Because we have begun taking them for granted, and so we're 'disappointed' when they don't fall in step with what we want or desire. That's where the detriment to a relationship comes from, because then we start seeing them as 'flaky', 'inconsistent', or 'untrustworthy'. All because they didn't fit our expectations of what we think they should do for us.

All because we took them for granted, and we aren't happy when they don't fit our mold.

I suggest taking time to make our family know just how important they are to us, because we don't know how long they'll be in our lives. This could be a simple gesture of just helping around the house, or something grandiose like celebrating them spontaneously.

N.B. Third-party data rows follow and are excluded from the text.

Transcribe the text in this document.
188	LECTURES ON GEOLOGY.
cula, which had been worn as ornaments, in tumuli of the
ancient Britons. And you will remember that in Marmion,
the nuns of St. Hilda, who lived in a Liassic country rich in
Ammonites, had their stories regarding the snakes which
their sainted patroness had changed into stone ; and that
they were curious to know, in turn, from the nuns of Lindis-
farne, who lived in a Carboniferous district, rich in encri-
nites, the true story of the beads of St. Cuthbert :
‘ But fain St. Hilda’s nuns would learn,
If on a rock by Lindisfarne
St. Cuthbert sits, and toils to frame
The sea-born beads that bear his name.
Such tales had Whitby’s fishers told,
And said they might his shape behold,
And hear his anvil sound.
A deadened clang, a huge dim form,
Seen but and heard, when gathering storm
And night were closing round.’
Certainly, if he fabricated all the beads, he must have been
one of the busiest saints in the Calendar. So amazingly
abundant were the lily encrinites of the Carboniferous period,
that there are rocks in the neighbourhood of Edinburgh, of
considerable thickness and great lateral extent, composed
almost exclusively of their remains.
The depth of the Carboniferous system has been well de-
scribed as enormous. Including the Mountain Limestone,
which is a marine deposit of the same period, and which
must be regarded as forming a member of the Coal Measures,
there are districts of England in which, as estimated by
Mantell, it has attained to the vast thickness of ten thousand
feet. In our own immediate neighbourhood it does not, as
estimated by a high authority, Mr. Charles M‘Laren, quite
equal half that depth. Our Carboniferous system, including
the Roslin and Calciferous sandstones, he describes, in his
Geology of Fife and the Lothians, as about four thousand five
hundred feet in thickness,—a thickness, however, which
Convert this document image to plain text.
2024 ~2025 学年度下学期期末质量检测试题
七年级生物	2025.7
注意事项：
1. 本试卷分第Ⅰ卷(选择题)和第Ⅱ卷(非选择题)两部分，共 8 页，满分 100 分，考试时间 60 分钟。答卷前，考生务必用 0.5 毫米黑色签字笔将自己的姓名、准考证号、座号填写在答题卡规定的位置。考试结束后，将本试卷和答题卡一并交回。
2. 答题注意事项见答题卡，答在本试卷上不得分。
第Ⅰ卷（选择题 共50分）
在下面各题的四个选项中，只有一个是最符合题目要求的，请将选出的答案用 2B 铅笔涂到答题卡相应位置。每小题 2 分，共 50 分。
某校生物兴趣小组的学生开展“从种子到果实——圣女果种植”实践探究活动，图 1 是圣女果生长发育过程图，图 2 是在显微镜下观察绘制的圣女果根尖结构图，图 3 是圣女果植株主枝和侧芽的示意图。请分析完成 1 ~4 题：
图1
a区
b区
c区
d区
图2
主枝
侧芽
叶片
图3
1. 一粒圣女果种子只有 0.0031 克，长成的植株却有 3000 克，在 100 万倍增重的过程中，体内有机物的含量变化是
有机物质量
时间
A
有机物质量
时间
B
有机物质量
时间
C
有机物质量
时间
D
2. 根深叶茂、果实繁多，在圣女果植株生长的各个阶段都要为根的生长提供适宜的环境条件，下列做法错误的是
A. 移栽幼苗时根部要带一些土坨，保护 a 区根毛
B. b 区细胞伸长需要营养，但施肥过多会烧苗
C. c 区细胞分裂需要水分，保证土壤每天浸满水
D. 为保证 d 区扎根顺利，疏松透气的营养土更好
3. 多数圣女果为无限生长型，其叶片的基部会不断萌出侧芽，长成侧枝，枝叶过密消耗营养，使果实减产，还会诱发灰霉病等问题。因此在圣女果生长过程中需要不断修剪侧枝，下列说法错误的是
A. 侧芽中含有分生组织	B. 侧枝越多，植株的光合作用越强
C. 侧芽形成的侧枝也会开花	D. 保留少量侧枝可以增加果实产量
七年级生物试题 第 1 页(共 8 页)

When we do get the opportunity to see them - because, let's be real, sometimes we don't see family as often as we'd like - we need to make a point of making them know just how excited we are to see them. Chances are good they've missed us just as much as we've missed them.

Don't let another day go by without letting those you love know how much they mean to you. Let them know that you'll be there for them whenever you can, and realize that they'll be there for you when they can. But don't hold resentment towards them when they don't fall into your expectations, because they're only human, and sometimes things come up.

We can't take family for granted. It's a treasure from God, one that we should cherish forever.

Life is fleeting; nobody will be here forever, so take the time to make those you love feel their importance. Be sure to let them know how much they are valued by you.

It doesn't matter how cheap or expensive, easy or time-consuming it is; sometimes the best gestures are the simplest. And sometimes the simplest are the most cherished.

When you have to say goodbye, make that hug or kiss count. Don't do a simple peck on the cheek or a quick squeeze. Hold on tight; don't be the first to let go. You never know when you'll get another.

Make sure your family knows, because in the end, your family - and those you consider family - are what really matter.